Potential Applications: This technology can be applied in various industries such as healthcare, finance, e-commerce, and more for accelerating machine learning processes and improving model training efficiency.

Problems Solved:

  • Optimizing machine learning training processes.
  • Efficiently allocating computing resources.
  • Improving the overall performance of machine learning models.

Benefits:

  • Faster machine learning model training.
  • Resource optimization.
  • Enhanced model performance.

Commercial Applications: Accelerating machine learning processes in industries such as healthcare, finance, and e-commerce can lead to improved decision-making, personalized recommendations, and enhanced customer experiences.

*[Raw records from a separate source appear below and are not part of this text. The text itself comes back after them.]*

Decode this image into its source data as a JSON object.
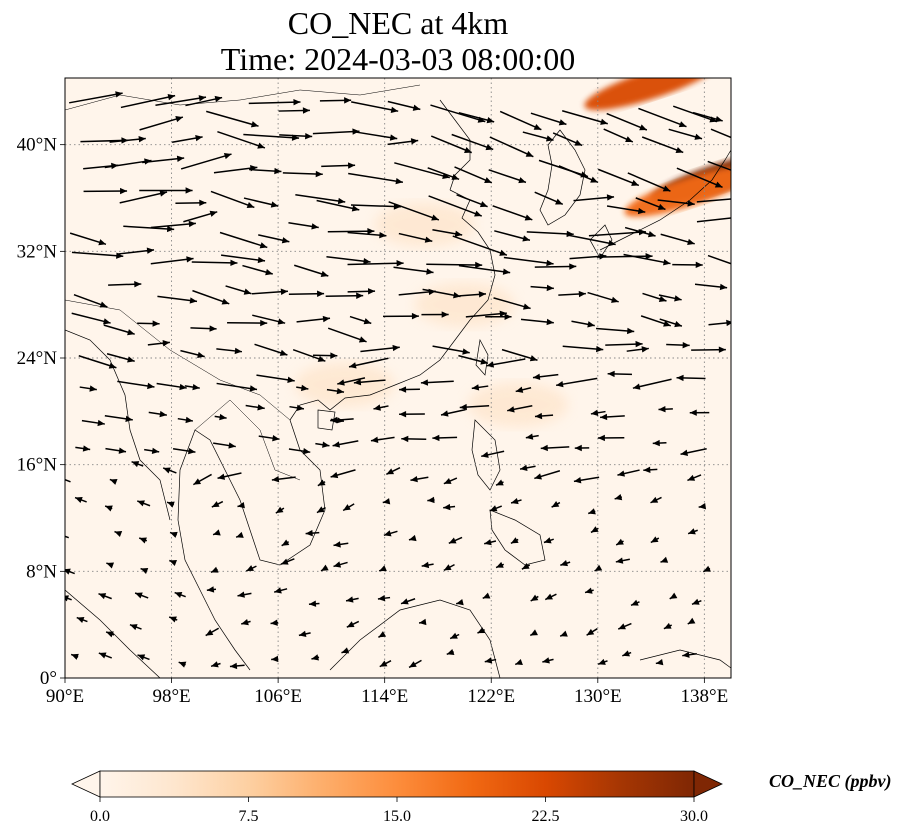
{
  "title": {
    "line1": "CO_NEC at 4km",
    "line2": "Time: 2024-03-03 08:00:00"
  },
  "map": {
    "extent": {
      "lon_min": 90,
      "lon_max": 140,
      "lat_min": 0,
      "lat_max": 45
    },
    "gridlines": "dotted",
    "background_color": "#fff5eb",
    "coastline_color": "#000000"
  },
  "x_ticks": [
    {
      "lon": 90,
      "label": "90°E"
    },
    {
      "lon": 98,
      "label": "98°E"
    },
    {
      "lon": 106,
      "label": "106°E"
    },
    {
      "lon": 114,
      "label": "114°E"
    },
    {
      "lon": 122,
      "label": "122°E"
    },
    {
      "lon": 130,
      "label": "130°E"
    },
    {
      "lon": 138,
      "label": "138°E"
    }
  ],
  "y_ticks": [
    {
      "lat": 0,
      "label": "0°"
    },
    {
      "lat": 8,
      "label": "8°N"
    },
    {
      "lat": 16,
      "label": "16°N"
    },
    {
      "lat": 24,
      "label": "24°N"
    },
    {
      "lat": 32,
      "label": "32°N"
    },
    {
      "lat": 40,
      "label": "40°N"
    }
  ],
  "colorbar": {
    "label": "CO_NEC (ppbv)",
    "min": 0,
    "max": 30,
    "extend": "both",
    "ticks": [
      "0.0",
      "7.5",
      "15.0",
      "22.5",
      "30.0"
    ],
    "colors": [
      "#fff5eb",
      "#fee6ce",
      "#fdd0a2",
      "#fdae6b",
      "#fd8d3c",
      "#f16913",
      "#d94801",
      "#a63603",
      "#7f2704"
    ]
  },
  "plumes": [
    {
      "lon": 117,
      "lat": 34,
      "value": 5
    },
    {
      "lon": 120,
      "lat": 28,
      "value": 4
    },
    {
      "lon": 124,
      "lat": 20.5,
      "value": 4
    },
    {
      "lon": 111,
      "lat": 22,
      "value": 3
    },
    {
      "lon": 134,
      "lat": 44.5,
      "value": 24
    },
    {
      "lon": 139,
      "lat": 37.5,
      "value": 30
    },
    {
      "lon": 137,
      "lat": 36.5,
      "value": 18
    }
  ],
  "wind_field": {
    "description_regime": "westerlies in north, northeasterlies in south",
    "arrow_color": "#000000"
  }
}
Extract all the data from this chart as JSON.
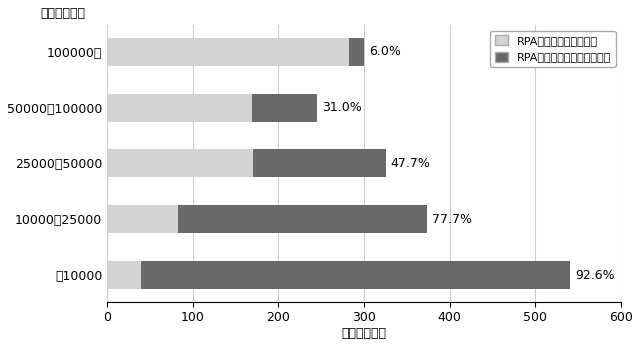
{
  "categories": [
    "100000～",
    "50000～100000",
    "25000～50000",
    "10000～25000",
    "～10000"
  ],
  "introduced": [
    282,
    169,
    170,
    83,
    40
  ],
  "not_introduced": [
    18,
    76,
    155,
    290,
    500
  ],
  "percentages": [
    "6.0%",
    "31.0%",
    "47.7%",
    "77.7%",
    "92.6%"
  ],
  "color_introduced": "#d3d3d3",
  "color_not_introduced": "#696969",
  "xlabel": "自治体（数）",
  "ylabel": "住民数（人）",
  "xlim": [
    0,
    600
  ],
  "xticks": [
    0,
    100,
    200,
    300,
    400,
    500,
    600
  ],
  "legend_introduced": "RPAを導入済みの自治体",
  "legend_not_introduced": "RPAを導入していない自治体",
  "bg_color": "#ffffff",
  "grid_color": "#cccccc"
}
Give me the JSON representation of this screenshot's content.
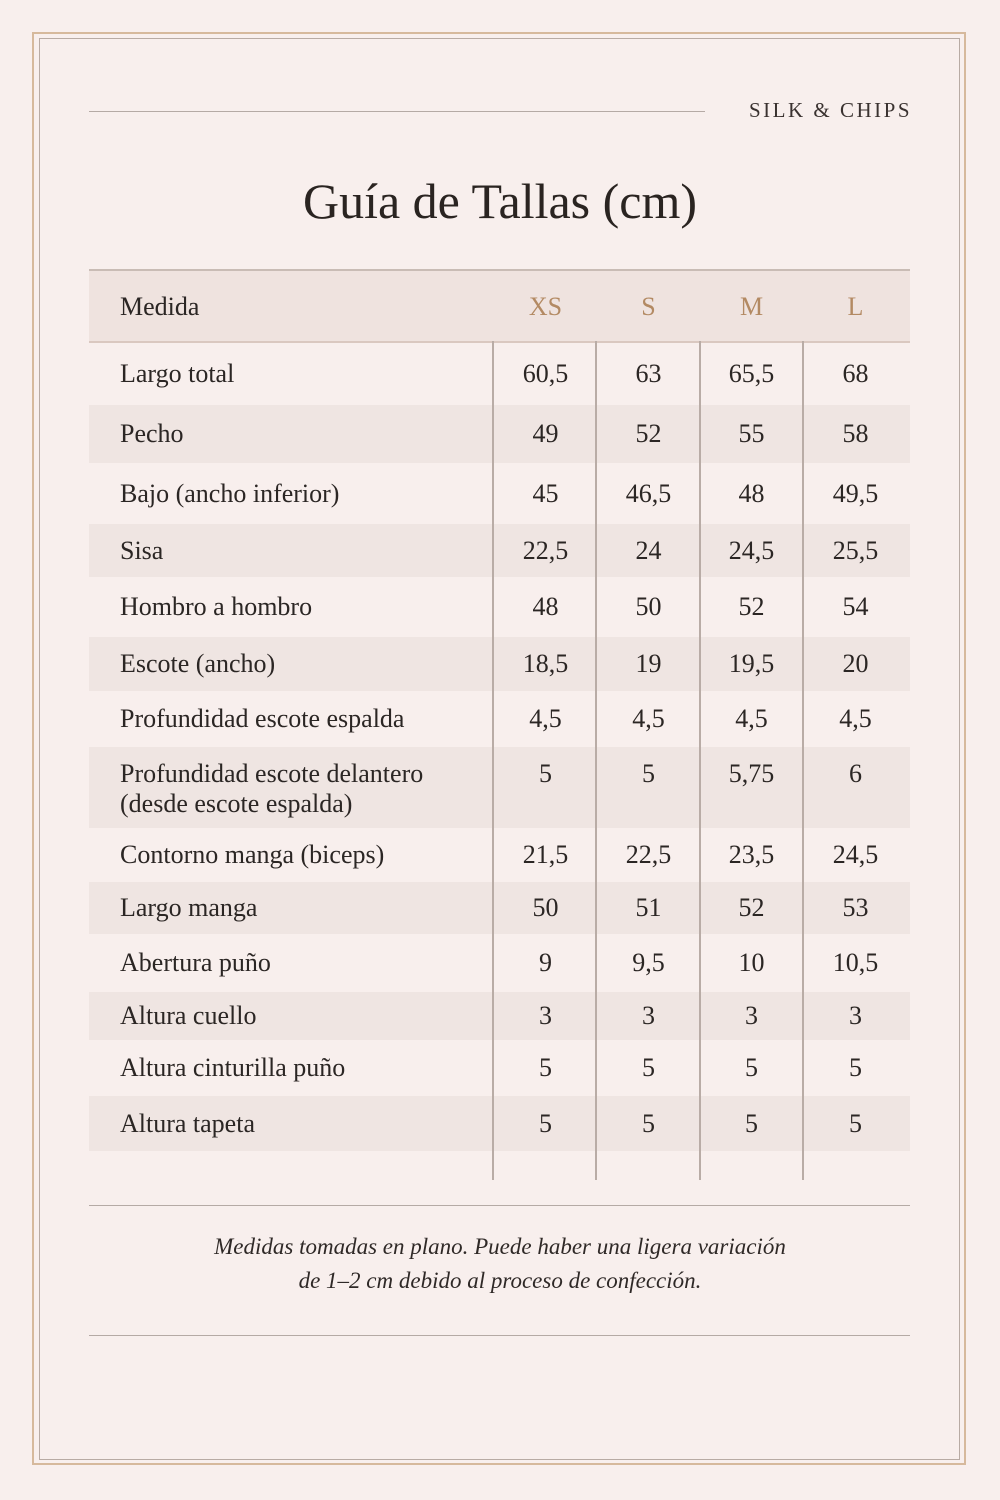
{
  "brand": "SILK & CHIPS",
  "title": "Guía de Tallas (cm)",
  "colors": {
    "background": "#f8efed",
    "accent_gold": "#b38a63",
    "row_shade": "#efe5e2"
  },
  "table": {
    "headers": [
      "Medida",
      "XS",
      "S",
      "M",
      "L"
    ],
    "rows": [
      {
        "label": "Largo total",
        "values": [
          "60,5",
          "63",
          "65,5",
          "68"
        ]
      },
      {
        "label": "Pecho",
        "values": [
          "49",
          "52",
          "55",
          "58"
        ]
      },
      {
        "label": "Bajo (ancho inferior)",
        "values": [
          "45",
          "46,5",
          "48",
          "49,5"
        ]
      },
      {
        "label": "Sisa",
        "values": [
          "22,5",
          "24",
          "24,5",
          "25,5"
        ]
      },
      {
        "label": "Hombro a hombro",
        "values": [
          "48",
          "50",
          "52",
          "54"
        ]
      },
      {
        "label": "Escote (ancho)",
        "values": [
          "18,5",
          "19",
          "19,5",
          "20"
        ]
      },
      {
        "label": "Profundidad escote espalda",
        "values": [
          "4,5",
          "4,5",
          "4,5",
          "4,5"
        ]
      },
      {
        "label": "Profundidad escote delantero",
        "label2": "(desde escote espalda)",
        "values": [
          "5",
          "5",
          "5,75",
          "6"
        ]
      },
      {
        "label": "Contorno manga (biceps)",
        "values": [
          "21,5",
          "22,5",
          "23,5",
          "24,5"
        ]
      },
      {
        "label": "Largo manga",
        "values": [
          "50",
          "51",
          "52",
          "53"
        ]
      },
      {
        "label": "Abertura puño",
        "values": [
          "9",
          "9,5",
          "10",
          "10,5"
        ]
      },
      {
        "label": "Altura cuello",
        "values": [
          "3",
          "3",
          "3",
          "3"
        ]
      },
      {
        "label": "Altura cinturilla puño",
        "values": [
          "5",
          "5",
          "5",
          "5"
        ]
      },
      {
        "label": "Altura tapeta",
        "values": [
          "5",
          "5",
          "5",
          "5"
        ]
      }
    ]
  },
  "note": {
    "line1": "Medidas tomadas en plano. Puede haber una ligera variación",
    "line2": "de 1–2 cm debido al proceso de confección."
  }
}
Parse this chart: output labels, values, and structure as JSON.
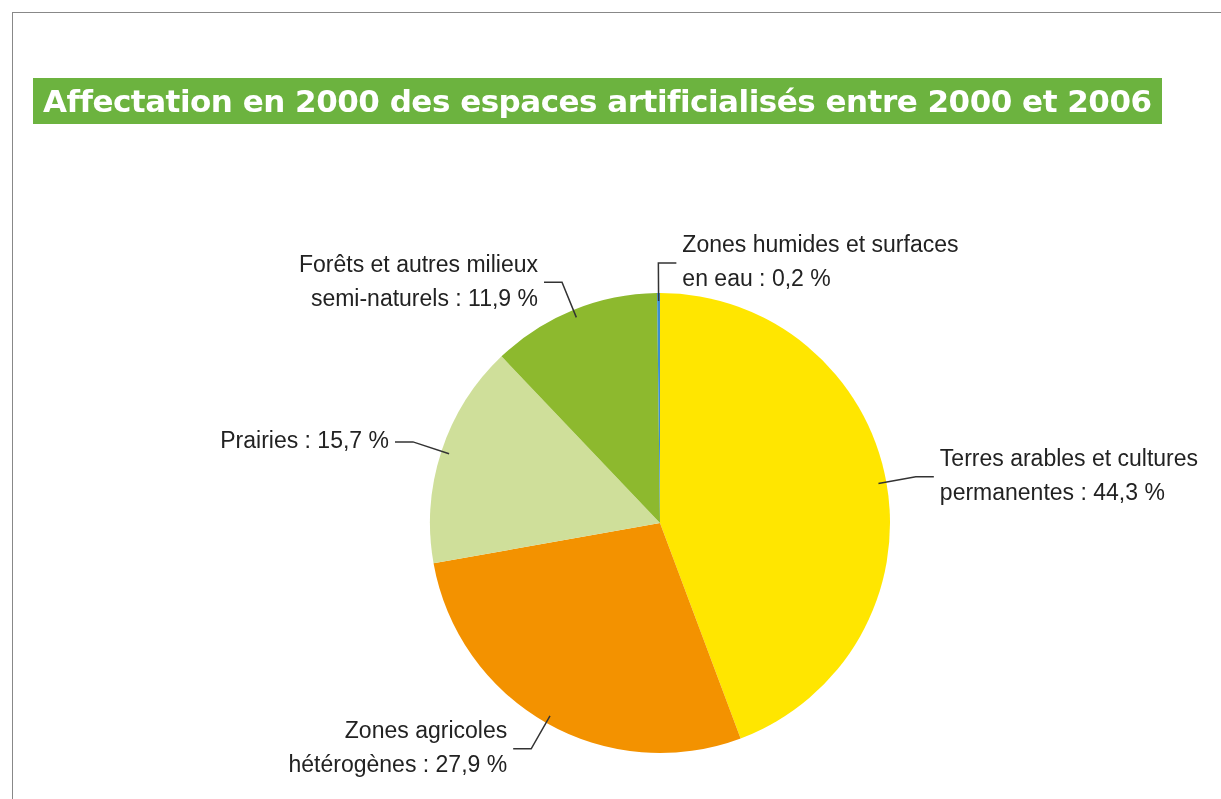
{
  "chart_data": {
    "type": "pie",
    "title": "Affectation en 2000 des espaces artificialisés entre 2000 et 2006",
    "categories": [
      "Terres arables et cultures permanentes",
      "Zones agricoles hétérogènes",
      "Prairies",
      "Forêts et autres milieux semi-naturels",
      "Zones humides et surfaces en eau"
    ],
    "values": [
      44.3,
      27.9,
      15.7,
      11.9,
      0.2
    ],
    "value_labels": [
      "44,3 %",
      "27,9 %",
      "15,7 %",
      "11,9 %",
      "0,2 %"
    ],
    "colors": [
      "#ffe600",
      "#f39200",
      "#cfdf9a",
      "#8db92e",
      "#3c8fd0"
    ],
    "legend": false
  }
}
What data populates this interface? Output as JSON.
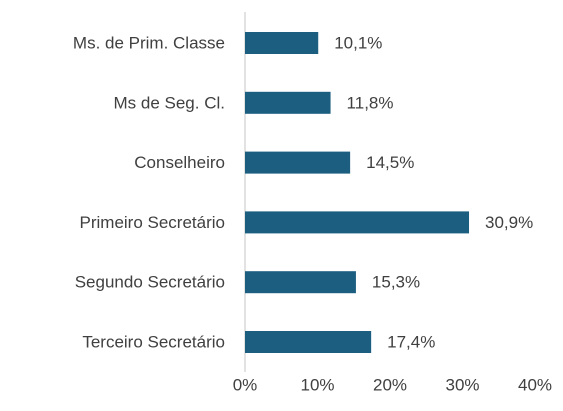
{
  "chart_data": {
    "type": "hbar",
    "categories": [
      "Ms. de Prim. Classe",
      "Ms de Seg. Cl.",
      "Conselheiro",
      "Primeiro Secretário",
      "Segundo Secretário",
      "Terceiro Secretário"
    ],
    "values": [
      10.1,
      11.8,
      14.5,
      30.9,
      15.3,
      17.4
    ],
    "value_labels": [
      "10,1%",
      "11,8%",
      "14,5%",
      "30,9%",
      "15,3%",
      "17,4%"
    ],
    "color": "#1b5e80",
    "xlim": [
      0,
      40
    ],
    "xticks": [
      {
        "value": 0,
        "label": "0%"
      },
      {
        "value": 10,
        "label": "10%"
      },
      {
        "value": 20,
        "label": "20%"
      },
      {
        "value": 30,
        "label": "30%"
      },
      {
        "value": 40,
        "label": "40%"
      }
    ]
  }
}
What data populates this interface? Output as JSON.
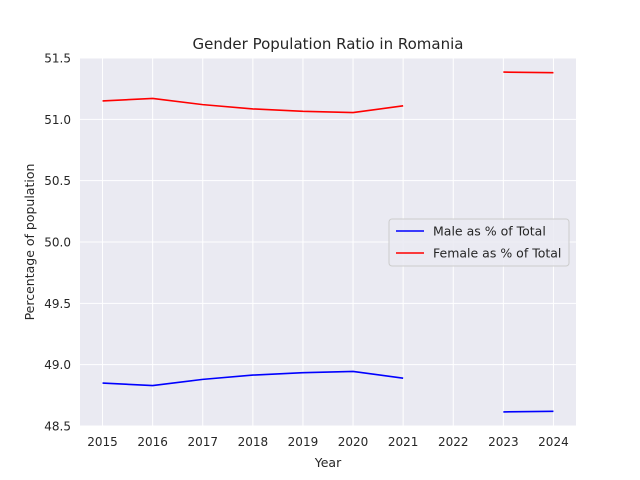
{
  "chart_data": {
    "type": "line",
    "title": "Gender Population Ratio in Romania",
    "xlabel": "Year",
    "ylabel": "Percentage of population",
    "categories": [
      "2015",
      "2016",
      "2017",
      "2018",
      "2019",
      "2020",
      "2021",
      "2022",
      "2023",
      "2024"
    ],
    "x": [
      2015,
      2016,
      2017,
      2018,
      2019,
      2020,
      2021,
      2022,
      2023,
      2024
    ],
    "xlim": [
      2014.55,
      2024.45
    ],
    "ylim": [
      48.5,
      51.5
    ],
    "yticks": [
      "48.5",
      "49.0",
      "49.5",
      "50.0",
      "50.5",
      "51.0",
      "51.5"
    ],
    "grid": true,
    "legend_position": "center-right",
    "series": [
      {
        "name": "Male as % of Total",
        "color": "#0000ff",
        "values": [
          48.85,
          48.83,
          48.88,
          48.915,
          48.935,
          48.945,
          48.89,
          null,
          48.615,
          48.62
        ]
      },
      {
        "name": "Female as % of Total",
        "color": "#ff0000",
        "values": [
          51.15,
          51.17,
          51.12,
          51.085,
          51.065,
          51.055,
          51.11,
          null,
          51.385,
          51.38
        ]
      }
    ]
  }
}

Prior Art: Readers can explore prior research on machine learning pipeline optimization, learning curve analysis, and resource allocation in machine learning training.

Frequently Updated Research: Stay informed about the latest advancements in machine learning pipeline optimization, learning curve analysis, and resource allocation strategies for efficient model training.

Questions about Machine Learning Acceleration: 1. How does scoring machine learning pipelines based on learning curves improve training efficiency? 2. What are the potential implications of terminating training on low-scoring pipelines in machine learning acceleration?


Original Abstract Submitted

Various embodiments are provided for accelerating machine learning in a computing environment by one or more processors in a computing system. Selected data may be received for training machine learning pipelines. Each of the machine learning pipelines may be scored according to one or more learning curves while training on selected data. Completion of the training on the selected data may be permitted for those of the machine learning pipelines having a score greater than a selected threshold. The training on the selected data may be terminated, prior to completion, on those of the machine learning pipelines having a score less than a selected threshold.